The FY2002 budget incorporates a reduction of 5 trillion yen in the total expenditure, 2 trillion yen of which is reallocated to seven priority areas. As for the FY2003 budget, I will scrutinize and narrow down these priority areas in respect of economic revitalization effects and policy effectiveness in each area, and thus compile an even more prioritized budget. In addition, efforts will be made to reduce total personnel costs throughout the national and local governments and to accelerate the reform of expenditure across all areas, thereby achieving a goal of keeping the total general expenditure and general account expenditure equal to or below the level of FY2002 budget (once an increase in some non-discretionary expenditures is adjusted). Furthermore, restraining expenditures in the Local Fiscal Plan will be able to scale down the local allocation tax. Through these efforts the issuance of government bonds should be reduced as much as possible.

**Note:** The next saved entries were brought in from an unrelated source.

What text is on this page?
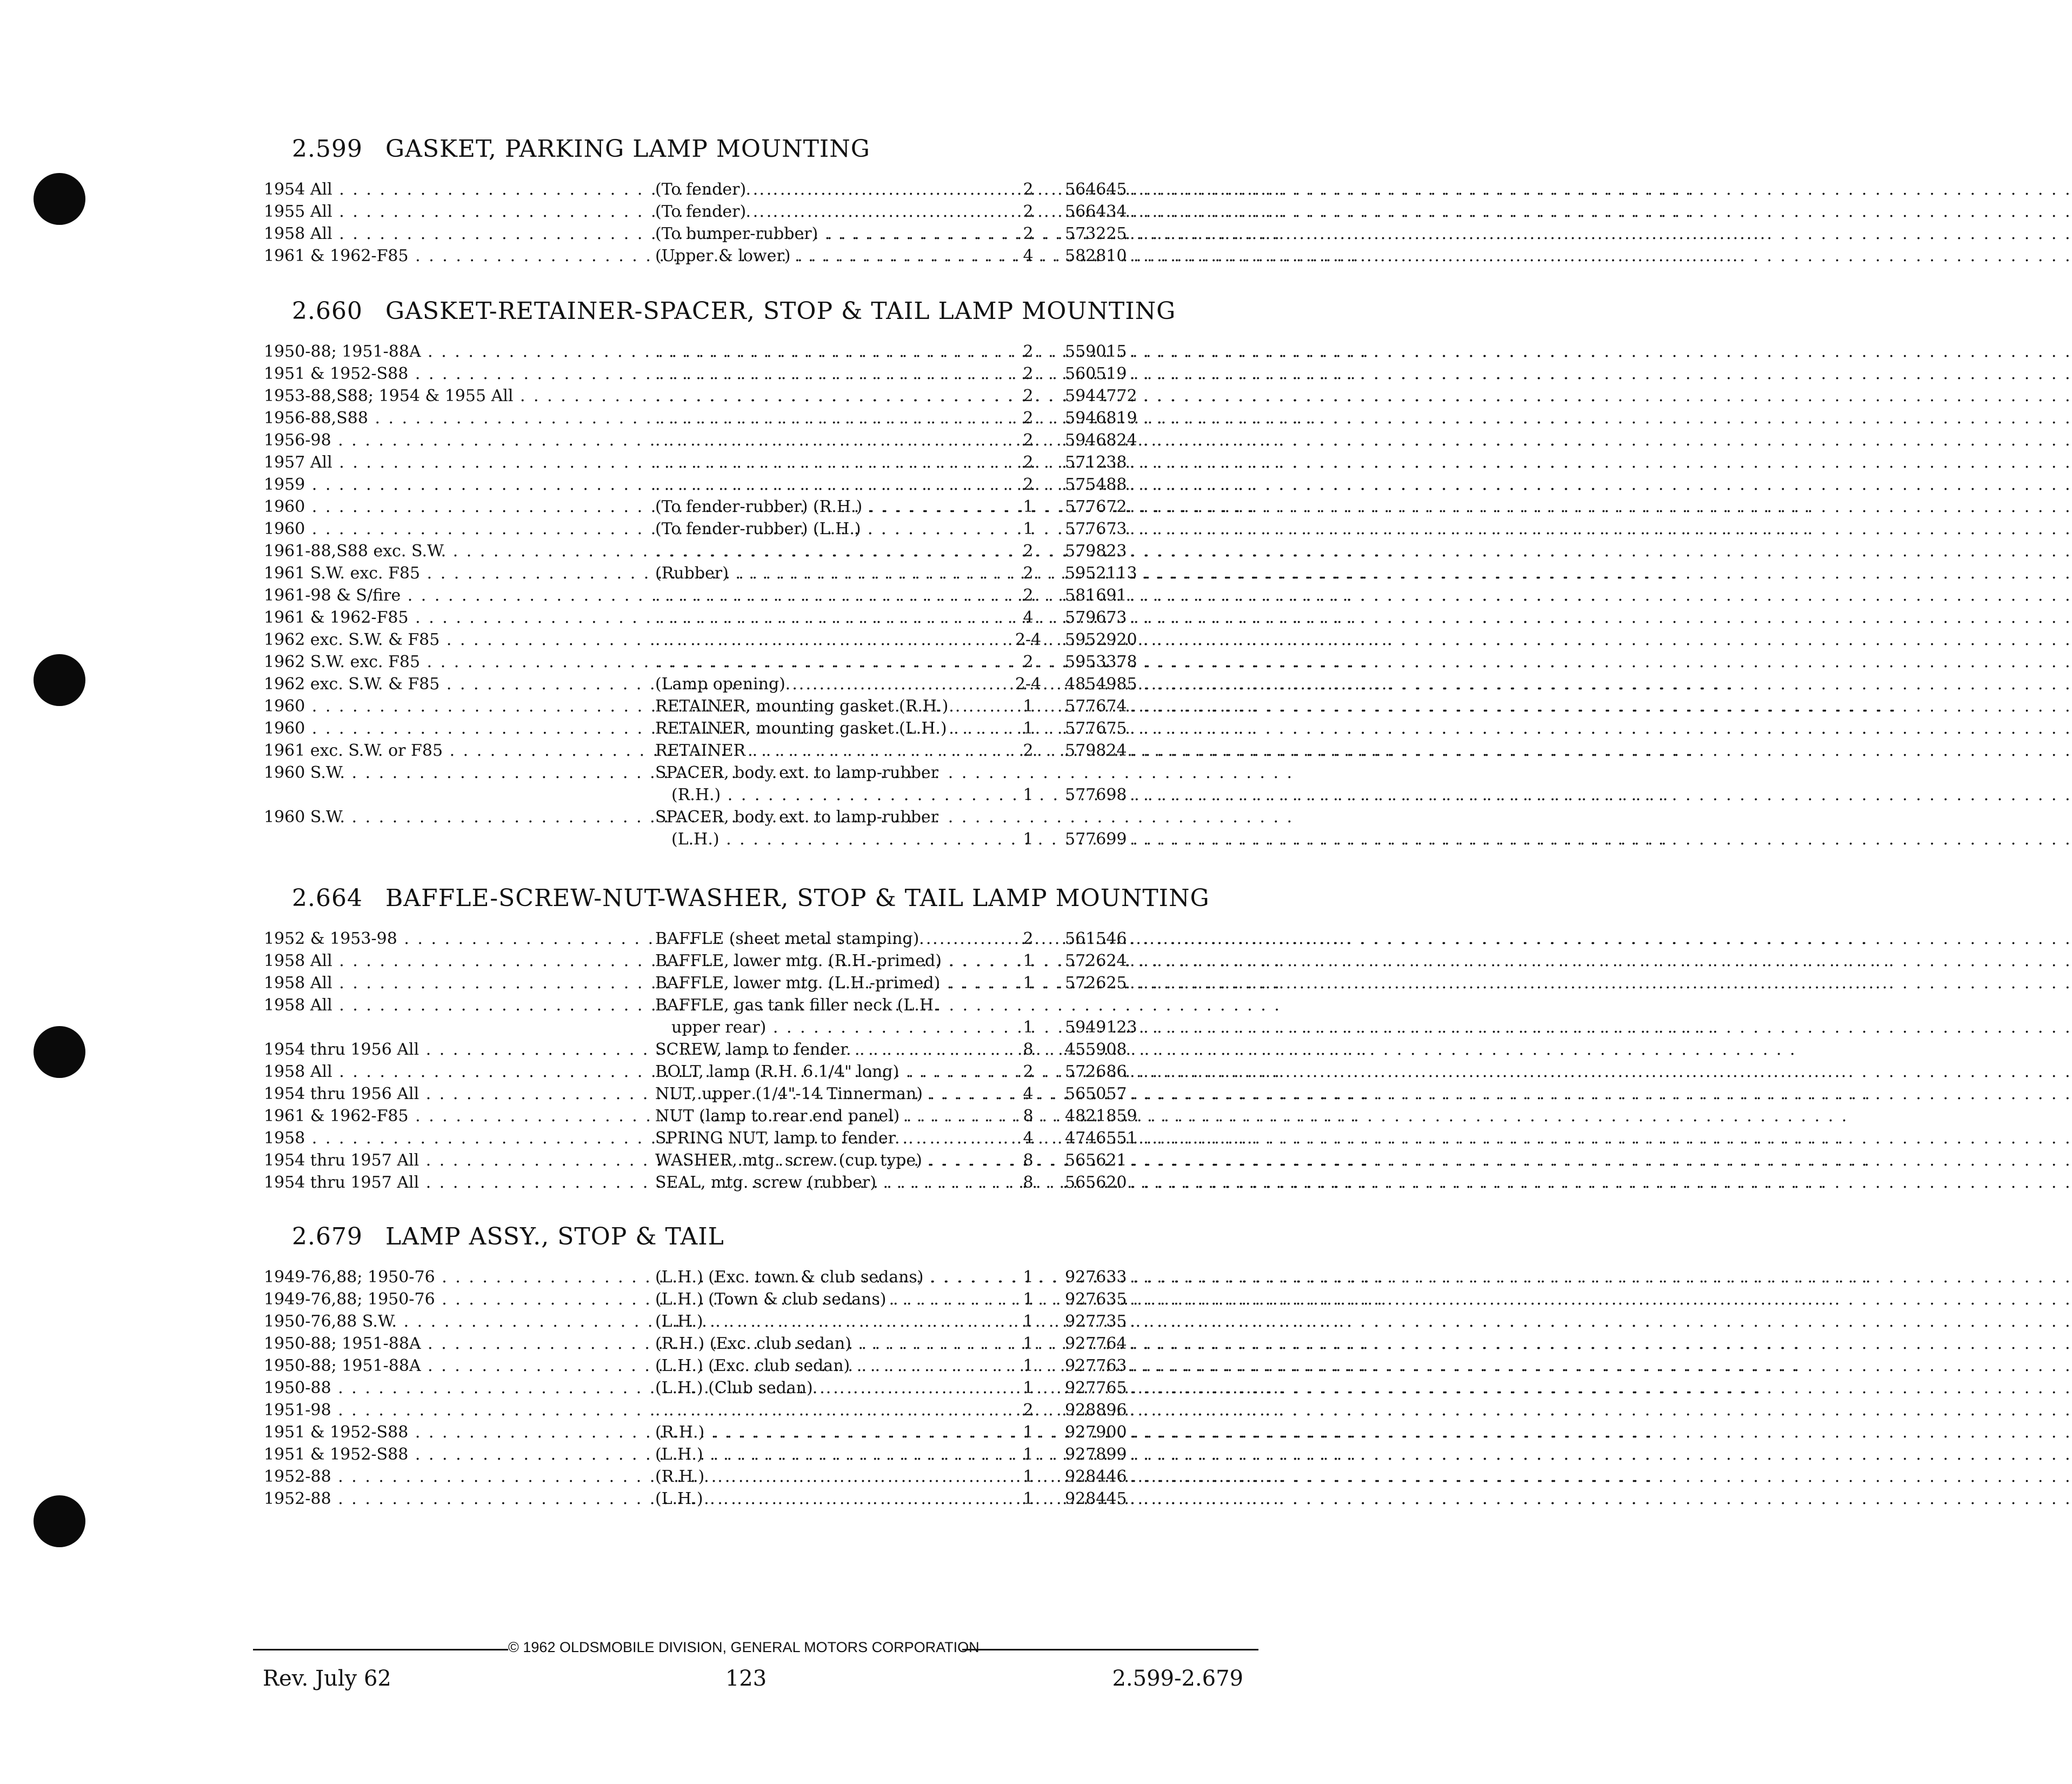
2.599 GASKET, PARKING LAMP MOUNTING
1954 All . . .	(To fender) . . .	2	564645
. . .
1955 All . . .	(To fender) . . .	2	566434
. . .
1958 All . . .	(To bumper-rubber) . . .	2	573225
. . .
1961 & 1962-F85 . . .	(Upper & lower) . . .	4	582810
. . .
2.660 GASKET-RETAINER-SPACER, STOP & TAIL LAMP MOUNTING
1950-88; 1951-88A . . . . . .	2	559015
. . .
1951 & 1952-S88 . . . . . .	2	560519
. . .
1953-88,S88; 1954 & 1955 All . . . . . .	2	5944772
. . .
1956-88,S88 . . . . . .	2	5946819
. . .
1956-98 . . . . . .	2	5946824
. . .
1957 All . . . . . .	2	571238
. . .
1959 . . . . . .	2	575488
. . .
1960 . . .	(To fender-rubber) (R.H.) . . .	1	577672
. . .
1960 . . .	(To fender-rubber) (L.H.) . . .	1	577673
. . .
1961-88,S88 exc. S.W. . . . . . .	2	579823
. . .
1961 S.W. exc. F85 . . .	(Rubber) . . .	2	5952113
. . .
1961-98 & S/fire . . . . . .	2	581691
. . .
1961 & 1962-F85 . . . . . .	4	579673
. . .
1962 exc. S.W. & F85 . . . . . .	2-4	5952920
. . .
1962 S.W. exc. F85 . . . . . .	2	5953378
. . .
1962 exc. S.W. & F85 . . .	(Lamp opening) . . .	2-4	4854985
. . .
1960 . . .	RETAINER, mounting gasket (R.H.) . . .	1	577674
. . .
1960 . . .	RETAINER, mounting gasket (L.H.) . . .	1	577675
. . .
1961 exc. S.W. or F85 . . .	RETAINER . . .	2	579824
. . .
1960 S.W. . . .	SPACER, body ext. to lamp-rubber
(R.H.) . . .	1	577698
. . .
1960 S.W. . . .	SPACER, body ext. to lamp-rubber
(L.H.) . . .	1	577699
. . .
2.664 BAFFLE-SCREW-NUT-WASHER, STOP & TAIL LAMP MOUNTING
1952 & 1953-98 . . .	BAFFLE (sheet metal stamping) . . .	2	561546
. . .
1958 All . . .	BAFFLE, lower mtg. (R.H.-primed) . . .	1	572624
. . .
1958 All . . .	BAFFLE, lower mtg. (L.H.-primed) . . .	1	572625
. . .
1958 All . . .	BAFFLE, gas tank filler neck (L.H.
upper rear) . . .	1	5949123
. . .
1954 thru 1956 All . . .	SCREW, lamp to fender . . .	8	455908
1958 All . . .	BOLT, lamp (R.H. 6 1/4" long) . . .	2	572686
. . .
1954 thru 1956 All . . .	NUT, upper (1/4"-14 Tinnerman) . . .	4	565057
. . .
1961 & 1962-F85 . . .	NUT (lamp to rear end panel) . . .	8	4821859
1958 . . .	SPRING NUT, lamp to fender . . .	4	4746551
. . .
1954 thru 1957 All . . .	WASHER, mtg. screw (cup type) . . .	8	565621
. . .
1954 thru 1957 All . . .	SEAL, mtg. screw (rubber) . . .	8	565620
. . .
2.679 LAMP ASSY., STOP & TAIL
1949-76,88; 1950-76 . . .	(L.H.) (Exc. town & club sedans) . . .	1	927633
. . .
1949-76,88; 1950-76 . . .	(L.H.) (Town & club sedans) . . .	1	927635
. . .
1950-76,88 S.W. . . .	(L.H.) . . .	1	927735
. . .
1950-88; 1951-88A . . .	(R.H.) (Exc. club sedan) . . .	1	927764
. . .
1950-88; 1951-88A . . .	(L.H.) (Exc. club sedan) . . .	1	927763
. . .
1950-88 . . .	(L.H.) (Club sedan) . . .	1	927765
. . .
1951-98 . . . . . .	2	928896
. . .
1951 & 1952-S88 . . .	(R.H.) . . .	1	927900
. . .
1951 & 1952-S88 . . .	(L.H.) . . .	1	927899
. . .
1952-88 . . .	(R.H.) . . .	1	928446
. . .
1952-88 . . .	(L.H.) . . .	1	928445
. . .
© 1962 OLDSMOBILE DIVISION, GENERAL MOTORS CORPORATION
Rev. July 62	123	2.599-2.679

As for earmarked fiscal resources such as those for roads, they will be reviewed in an integrated manner with reviews on long-term public works plans as well as this tax system reform, and wherever possible, concrete revisions should be in place from FY2003. Before making decisions on the rates for these earmarked taxes, full consideration should be given to various favorable effects of these taxes on the environment.
Economic Revitalization Strategy
In order to revitalize Japan's economy, it is essential to capitalize on the wisdom and the vitality of the private sector through various measures such as advancing regulatory reform, including the establishment of special zones which are free from some regulations.
As for the "economic revitalization strategy," the government's policy direction will have been decided by the end of June, based on the final draft discussed at the previous meeting of the Council on Economic and Fiscal Policy. Then the measures will be swiftly and thoroughly taken by the Council for Science and Technology Policy, the IT Strategy Headquarters, and other related organizations and ministries in a co-ordinated manner. The Council on Economic and Fiscal Policy is expected to play a central role in the follow-up.
The above are my basic views on the major issues. As we move forward in compiling the "the Basic Policies No.2 (provisional name)," I would like the Council to continue its deliberations with greater vigour.